A related reason why this tax is unworkable is simply that public officials are not prepared to vigorously enforce it. Based on 2015 data, 6.5 million Americans paid the mandate penalty rather than buy Obamacare’s high-cost coverage, and another 12.7 million were able to take advantage of the various exemptions from the mandate.

Curiously, the tax is also profoundly regressive, falling on middle to lower-income persons least able to absorb reductions in their disposable income. Based on the 2015 data, 79 percent of those who paid the tax penalty had annual incomes less the $50,000, while 37 percent of them had incomes less than $25,000.

Curiously, while campaigning against Hillary Clinton for the Democratic presidential nomination in 2008, Barack Obama himself opposed the individual mandate because he said that it would be unfair and unenforceable: “If a mandate was the solution, we could try that to solve homelessness by mandating everybody buy a house.”

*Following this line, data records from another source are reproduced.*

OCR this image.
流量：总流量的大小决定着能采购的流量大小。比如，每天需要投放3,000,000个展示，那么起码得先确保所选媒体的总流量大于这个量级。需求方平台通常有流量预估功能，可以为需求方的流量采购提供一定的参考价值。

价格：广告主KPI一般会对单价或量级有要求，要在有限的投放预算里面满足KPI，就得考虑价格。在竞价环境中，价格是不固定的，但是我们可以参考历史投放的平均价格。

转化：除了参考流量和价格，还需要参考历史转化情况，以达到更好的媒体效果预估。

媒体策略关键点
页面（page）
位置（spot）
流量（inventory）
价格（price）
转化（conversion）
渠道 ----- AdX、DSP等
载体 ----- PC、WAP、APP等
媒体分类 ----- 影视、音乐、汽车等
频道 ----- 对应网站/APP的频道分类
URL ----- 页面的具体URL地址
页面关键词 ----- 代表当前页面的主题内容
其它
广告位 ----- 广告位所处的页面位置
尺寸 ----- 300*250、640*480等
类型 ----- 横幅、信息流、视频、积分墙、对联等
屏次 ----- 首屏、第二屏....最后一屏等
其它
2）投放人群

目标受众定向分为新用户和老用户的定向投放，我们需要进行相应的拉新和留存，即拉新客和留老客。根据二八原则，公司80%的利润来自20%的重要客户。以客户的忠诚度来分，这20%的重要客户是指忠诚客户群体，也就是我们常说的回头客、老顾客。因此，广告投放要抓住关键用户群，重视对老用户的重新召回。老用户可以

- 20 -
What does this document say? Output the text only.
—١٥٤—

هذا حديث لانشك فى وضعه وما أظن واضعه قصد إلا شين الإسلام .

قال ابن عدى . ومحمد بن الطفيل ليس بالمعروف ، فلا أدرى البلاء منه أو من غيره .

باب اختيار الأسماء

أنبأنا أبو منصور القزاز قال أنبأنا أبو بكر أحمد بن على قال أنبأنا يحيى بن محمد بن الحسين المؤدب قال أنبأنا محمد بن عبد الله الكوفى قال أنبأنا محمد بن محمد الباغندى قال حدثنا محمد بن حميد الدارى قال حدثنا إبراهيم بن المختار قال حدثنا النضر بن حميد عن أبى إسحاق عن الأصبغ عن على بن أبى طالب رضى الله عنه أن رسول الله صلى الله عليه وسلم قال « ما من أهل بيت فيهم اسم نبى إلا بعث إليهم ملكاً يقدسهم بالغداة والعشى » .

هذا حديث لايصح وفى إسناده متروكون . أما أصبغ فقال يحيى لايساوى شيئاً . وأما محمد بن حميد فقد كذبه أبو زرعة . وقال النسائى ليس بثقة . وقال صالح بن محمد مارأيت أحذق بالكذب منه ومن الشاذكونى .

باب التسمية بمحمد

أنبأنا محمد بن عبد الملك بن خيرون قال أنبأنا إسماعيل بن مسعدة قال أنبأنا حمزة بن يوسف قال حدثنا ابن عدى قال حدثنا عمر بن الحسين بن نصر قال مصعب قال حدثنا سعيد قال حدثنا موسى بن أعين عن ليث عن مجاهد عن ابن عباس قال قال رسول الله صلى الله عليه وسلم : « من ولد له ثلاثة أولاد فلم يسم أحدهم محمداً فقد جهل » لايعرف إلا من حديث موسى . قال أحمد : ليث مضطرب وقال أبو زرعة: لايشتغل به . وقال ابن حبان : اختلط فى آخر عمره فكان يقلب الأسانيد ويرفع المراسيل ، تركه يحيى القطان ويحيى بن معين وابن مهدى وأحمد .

Candidate Obama was right. President Obama was wrong.

Congress could, of course, preserve the mandate and toughen enforcement. While progressive policy analysts may talk privately about getting tough with non-compliant Americans (bulking up IRS enforcement, increasing the penalties, garnishing wages, and so forth), the law’s advocates in Congress have not shown the intestinal fortitude to advance such proposals.

Instead, they are promising more government spending, heavier government regulation, and yet another government health plan—a “ robust public option”—to erode further the already-shrunken choice and competition in the insurance markets.

Meanwhile, it’s absurd for Congress to preserve a law it will not enforce.

The real alternative to a government stick (the mandate tax) is a government carrot (regulatory reform)—a friendlier market environment, free of coercion, and characterized by robust consumer choice and competition; a market where people want to buy an affordable product that they determine is of value to them.

Younger and healthier people should not be discouraged from entering the health insurance market by government policy that limits their options and deliberately drives up their health insurance costs—policy that makes coverage unaffordable and undesirable.

Repealing the individual mandate penalty is sound policy. It is, however, only the first step in a hard process of carefully crafting insurance market reforms and allowing new health insurance markets to flourish—markets where individuals and families will control their health care dollars and decisions.